ROMA. Ormai sembrano esserci pochi dubbi, e chi ancora non conosce la terminologia farebbe bene a mettersi al passo: blockchain è già la parola dell'anno e il Governo italiano sta studiando una strategia specifica per supportare le iniziative in questa direzione.

L'importanza per le criptovalute. È da tempo che si parla dell'impatto della tecnologia applicata alla finanza, che ha trovato negli investimenti online un approdo interessante per tanti italiani; il sito Investingoal, in particolare, si è distinto come riferimento per chi cerca informazioni sugli ultimi trend dell'economia innovativa, proponendo guide, grafici di criptovalute e altri contenuti utili per chi investe via Web.

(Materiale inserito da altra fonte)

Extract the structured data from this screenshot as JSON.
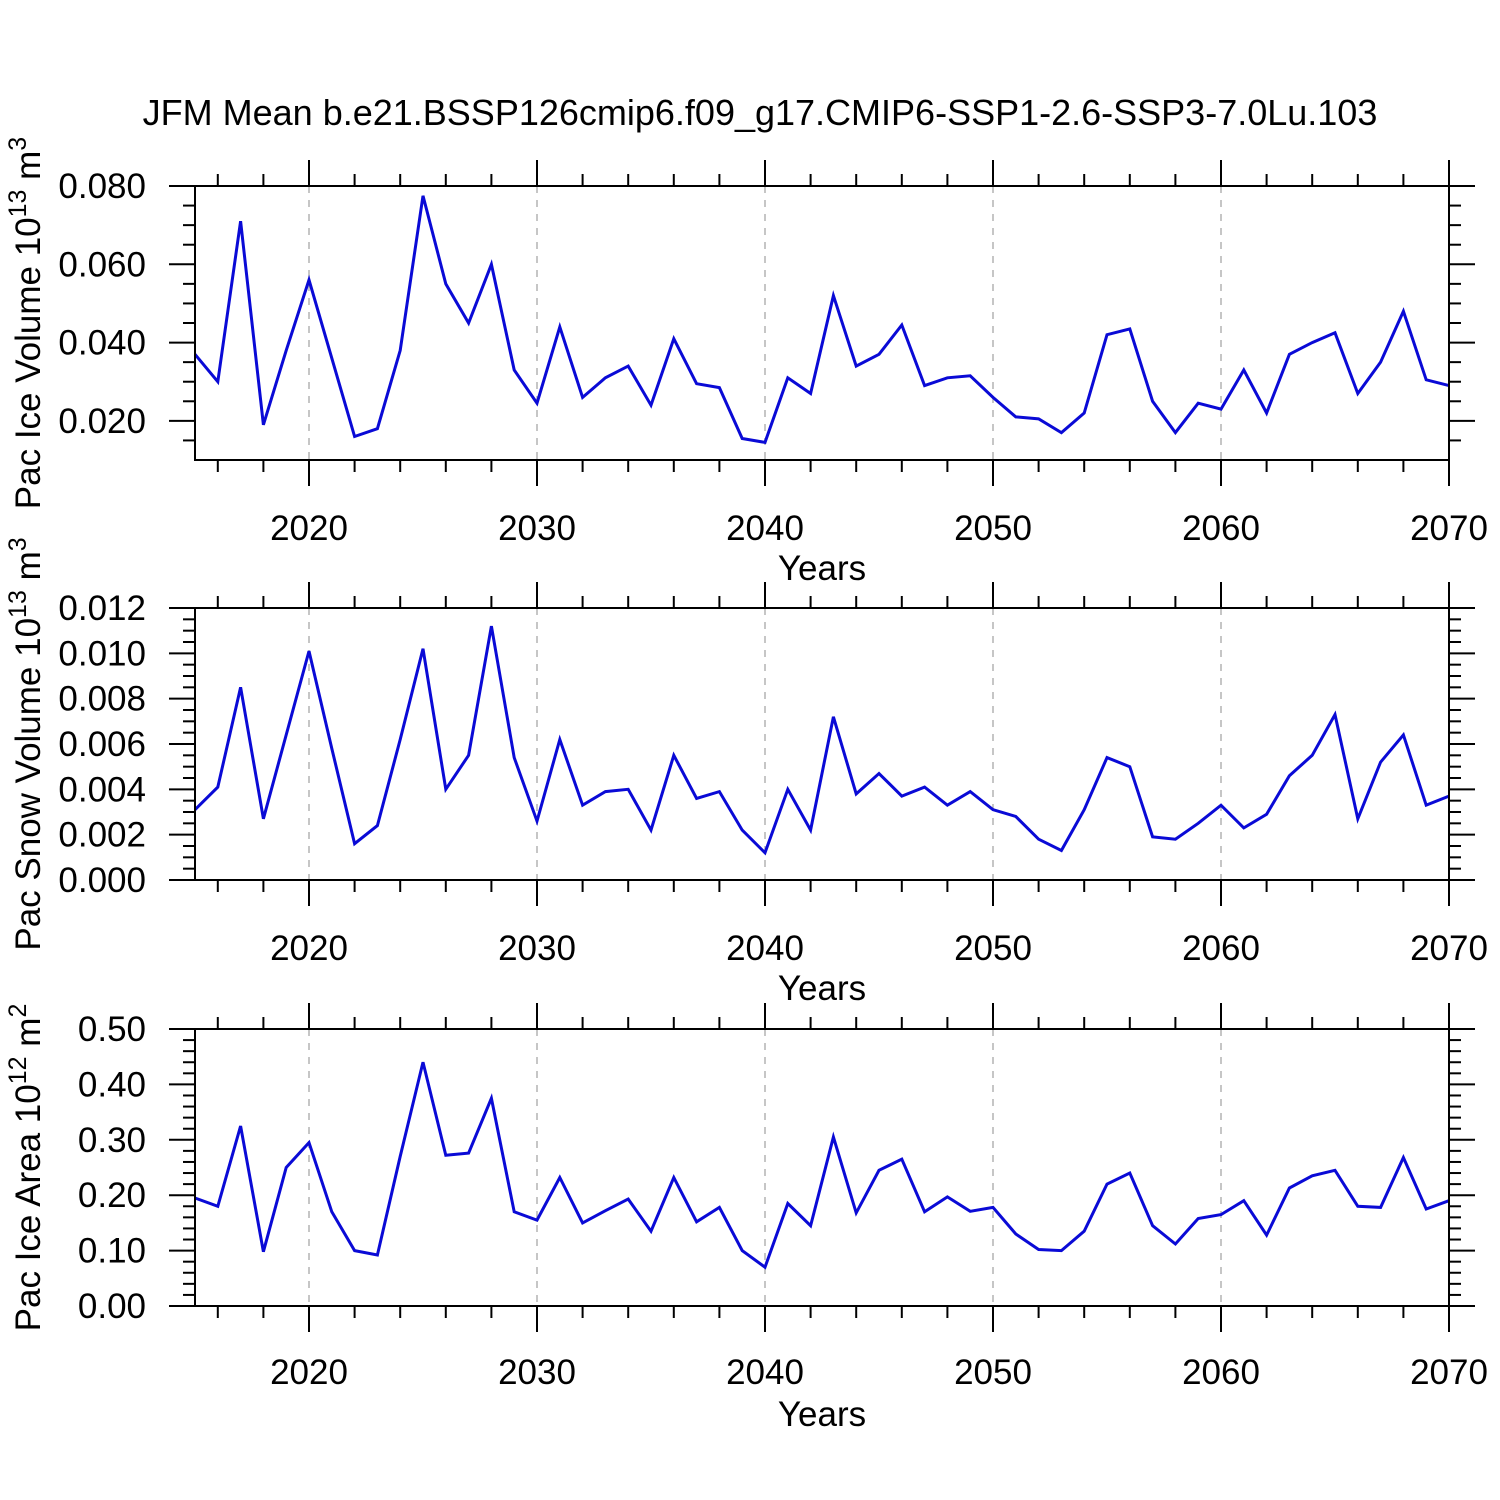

Sicurezza e velocità. Da sempre associata a Bitcoin e alle altre monete virtuali c'è la parola Blockchain: le criptovalute infatti utilizzano questo tipo di tecnologia per distinguersi dai flussi del denaro tradizionale, utilizzando procedure e modalità di trasferimento che sono innovative. Le caratteristiche di questa piattaforma sono altrettanto rivoluzionarie, perché non dipende da alcun organo di controllo centrale, ma soprattutto si basa su una struttura in cui sono gli utenti stessi che ne fanno parte a certificarne la validità e l’autenticità.

Non solo finanza digitale. La blockchain prende il nome proprio dalle sue peculiarità, a cominciare dall'essere costruita proprio in questo modo, ovvero come "una catena a blocchi", che serve a legare e saldare le informazioni contenute in ogni tipologia di passaggio ai fattori e agli elementi successivi e precedenti. In questo modo, potenzialmente nessuno può scardinare i blocchi senza mettere all'erta gli altri partecipanti.

La catena a blocchi si apre a nuovi progetti. Questo schema ha dimostrato la sua forza e il suo valore in questi anni, spingendo alla diffusione della blockchain anche per altri progetti e in ambiti non più soltanto finanziari: ci sono organizzazioni che hanno iniziato a immaginare di sfruttare il processo tecnologico per garantire una forma di voto più sicura, senza possibili manipolazioni esterne, o di creare dei sistemi antifurto integrando hardware e software per proteggere gli oggetti personali.

L'Italia in prima linea. Per una volta, sembra che l'Italia sia in prima linea nell'abbracciare questa rivoluzione, tanto che al Ministero dello Sviluppo economico si sono già svolte varie riunioni del gruppo di lavoro e di esperti formato per elaborare una strategia nazionale in merito. La sfida è duplice: non solo individuare il modo più efficace per non perdere (l'ennesimo) treno dell’innovazione tecnologia, ma anche dotare il Paese degli strumenti necessari per adeguarsi a una realtà che nei prossimi anni riguarderà molti settori dell’economia internazionale.

Le parole dell'esperto. Uno degli esperti coinvolti dal Governo, Gian Luca Comandini, imprenditore e docente, ha spiegato che “negli ultimi anni si è parlato solo di bitcoin o criptovalute e poco della tecnologia in sé", ma che per fortuna la situazione è in evoluzione, anche perché l’interesse da parte delle aziende private si rivolge alla tecnologia blockchain in sé e non più solo alle criptovalute. Secondo Comandini, "l’Italia deve ora concentrarsi in primo luogo su una disciplina giuridica che regoli il settore, in secondo luogo sulla formazione, per non rischiare di inquadrare giuridicamente la tecnologia per poi non farla comprendere adeguatamente ai cittadini”.